Born in 1968, Anderson had an idyllic California childhood — until it was shattered when she was raped and molested by her father. Afterwards, a sad yet unsurprising cycle emerges. Anderson makes her way through the system and various foster homes, eventually ending up at her grandparents for a time (which, by all accounts, was one of the few places she felt truly loved and at peace). While a teenager, she begins her forays into the two cultures that would largely shape her short life: the sex industry and the punk rock scene.
Working as a prostitute and a dominatrix, and moving around California to play in various bands, she eventually settled in San Francisco and became the lead singer of The Insaints. The shaky, grainy concert footage from the late ’80s and early ’90s reveals that Anderson certainly had a definite stage presence — one of the film’s interviewees describes her as a mix of Siouxsie Sioux and Lydia Lunch — and it’s clear she saw being onstage as a way to exorcise her personal demons. But as The Insaints grew in popularity and notoriety, her performances became increasingly sexual and exhibitionistic — with other sex workers joining her onstage at times — and ultimately resulted her arrest for public indecency in 1993.
Although her friends and family stress that Anderson’s on-stage antics were more a front than anything else, and that she was actually a very kind and devoted friend off-stage, one can’t help but wonder if they have it backward: that the broken and angry girl we see onstage eventually became the real Anderson. Indeed, even as Anderson is expressing her pain, the very vehicle and method of her expression seems to make things worse, and seal her fate.
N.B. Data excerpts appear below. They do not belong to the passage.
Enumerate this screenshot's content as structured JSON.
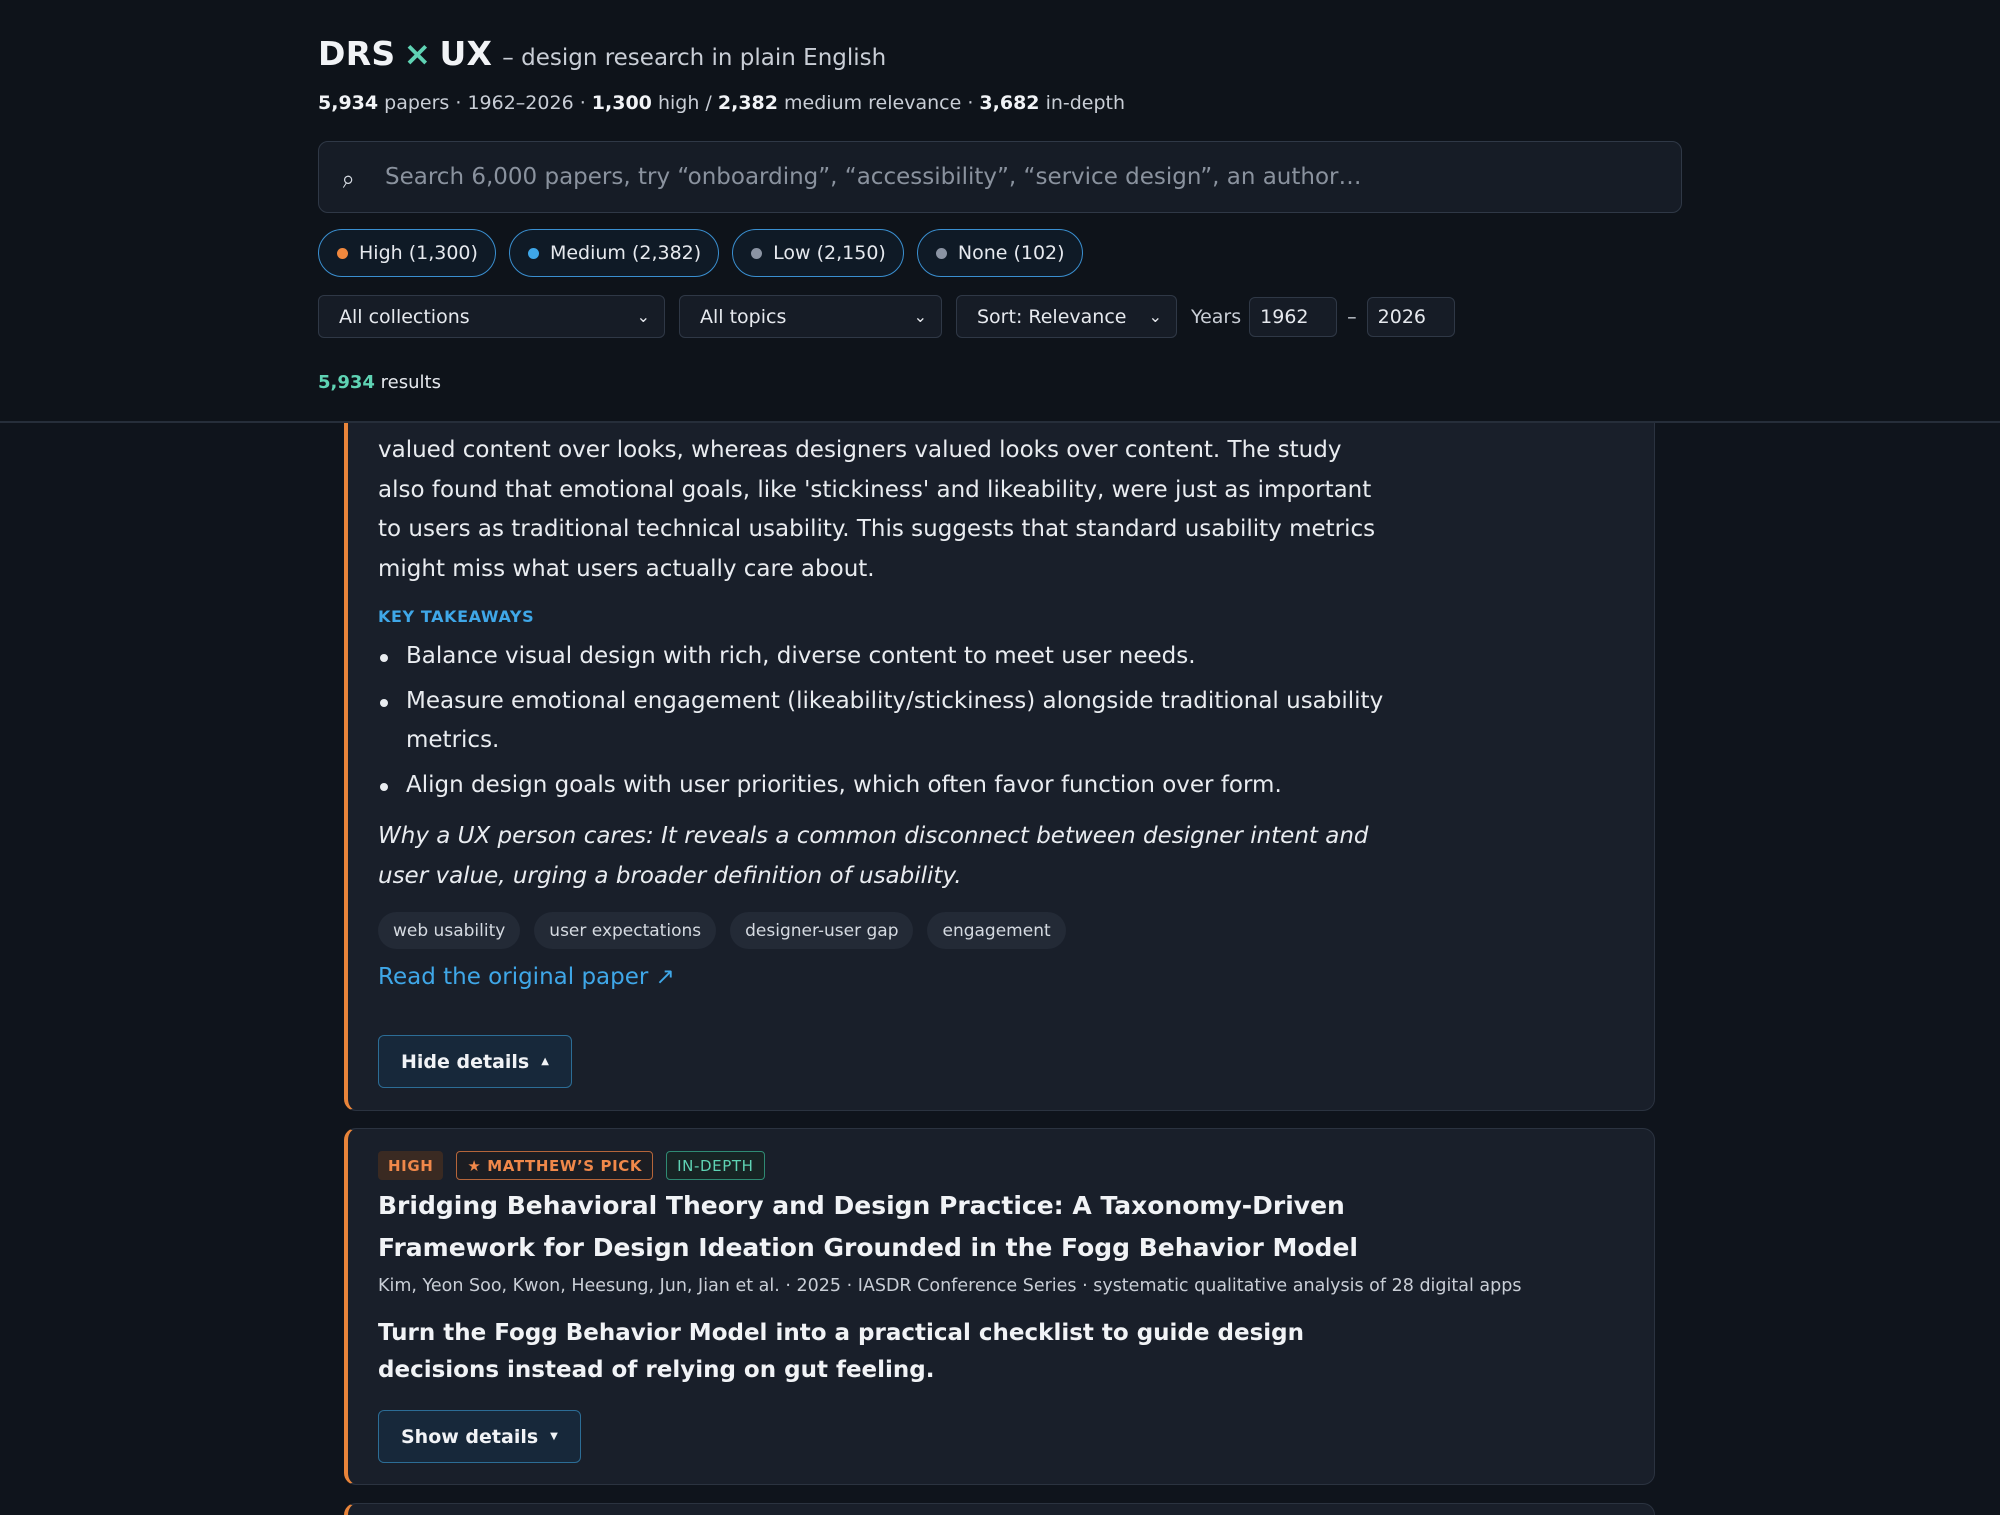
{
  "header": {
    "brand_left": "DRS",
    "brand_x": "×",
    "brand_right": "UX",
    "tagline": "– design research in plain English",
    "stats": {
      "papers_count": "5,934",
      "papers_word": "papers",
      "years": "1962–2026",
      "high_count": "1,300",
      "high_word": "high /",
      "medium_count": "2,382",
      "medium_word": "medium relevance",
      "indepth_count": "3,682",
      "indepth_word": "in-depth"
    },
    "search": {
      "icon": "search-icon",
      "placeholder": "Search 6,000 papers, try “onboarding”, “accessibility”, “service design”, an author…"
    },
    "pills": [
      {
        "label": "High (1,300)",
        "color": "#f0883e"
      },
      {
        "label": "Medium (2,382)",
        "color": "#3fa7e8"
      },
      {
        "label": "Low (2,150)",
        "color": "#8b94a3"
      },
      {
        "label": "None (102)",
        "color": "#8b94a3"
      }
    ],
    "filters": {
      "collections": "All collections",
      "topics": "All topics",
      "sort": "Sort: Relevance",
      "years_label": "Years",
      "year_from": "1962",
      "year_to": "2026",
      "year_sep": "–"
    },
    "results": {
      "count": "5,934",
      "label": "results"
    }
  },
  "card1": {
    "summary": "valued content over looks, whereas designers valued looks over content. The study also found that emotional goals, like 'stickiness' and likeability, were just as important to users as traditional technical usability. This suggests that standard usability metrics might miss what users actually care about.",
    "takeaways_label": "KEY TAKEAWAYS",
    "takeaways": [
      "Balance visual design with rich, diverse content to meet user needs.",
      "Measure emotional engagement (likeability/stickiness) alongside traditional usability metrics.",
      "Align design goals with user priorities, which often favor function over form."
    ],
    "why": "Why a UX person cares: It reveals a common disconnect between designer intent and user value, urging a broader definition of usability.",
    "tags": [
      "web usability",
      "user expectations",
      "designer-user gap",
      "engagement"
    ],
    "link": "Read the original paper ↗",
    "toggle": "Hide details",
    "toggle_icon": "▲"
  },
  "card2": {
    "badges": {
      "relevance": "HIGH",
      "pick": "★ MATTHEW’S PICK",
      "depth": "IN-DEPTH"
    },
    "title": "Bridging Behavioral Theory and Design Practice: A Taxonomy-Driven Framework for Design Ideation Grounded in the Fogg Behavior Model",
    "meta": "Kim, Yeon Soo, Kwon, Heesung, Jun, Jian et al. · 2025 · IASDR Conference Series · systematic qualitative analysis of 28 digital apps",
    "tldr": "Turn the Fogg Behavior Model into a practical checklist to guide design decisions instead of relying on gut feeling.",
    "toggle": "Show details",
    "toggle_icon": "▼"
  },
  "colors": {
    "accent_high": "#e8843a",
    "accent_link": "#3fa7e8",
    "accent_teal": "#5fd3b4"
  }
}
As such, Anderson’s loss of innocence, and the extent of the damage that she suffered and the extent to which it changed her, becomes all the more tragic and sickening.
Also, without trying to absolve or downplay Anderson’s father and his actions, it’s difficult to watch Last Fast Ride and not have questions about the other people in her life, and what contributions they made to her state: the madam who benefited from Anderson’s brokenness and anger; the girlfriend who thought it a lark to stick an unloaded shotgun in Anderson’s mouth to scare her (and saw no need for anger management classes); the bandmates who, by all accounts, didn’t call into question Anderson’s self-destructive artistic choices; and finally, those who saw Anderson’s on-stage nudity and sex acts as an issue of “art,” free speech, and punk rock defiance rather than, say, a cry for help.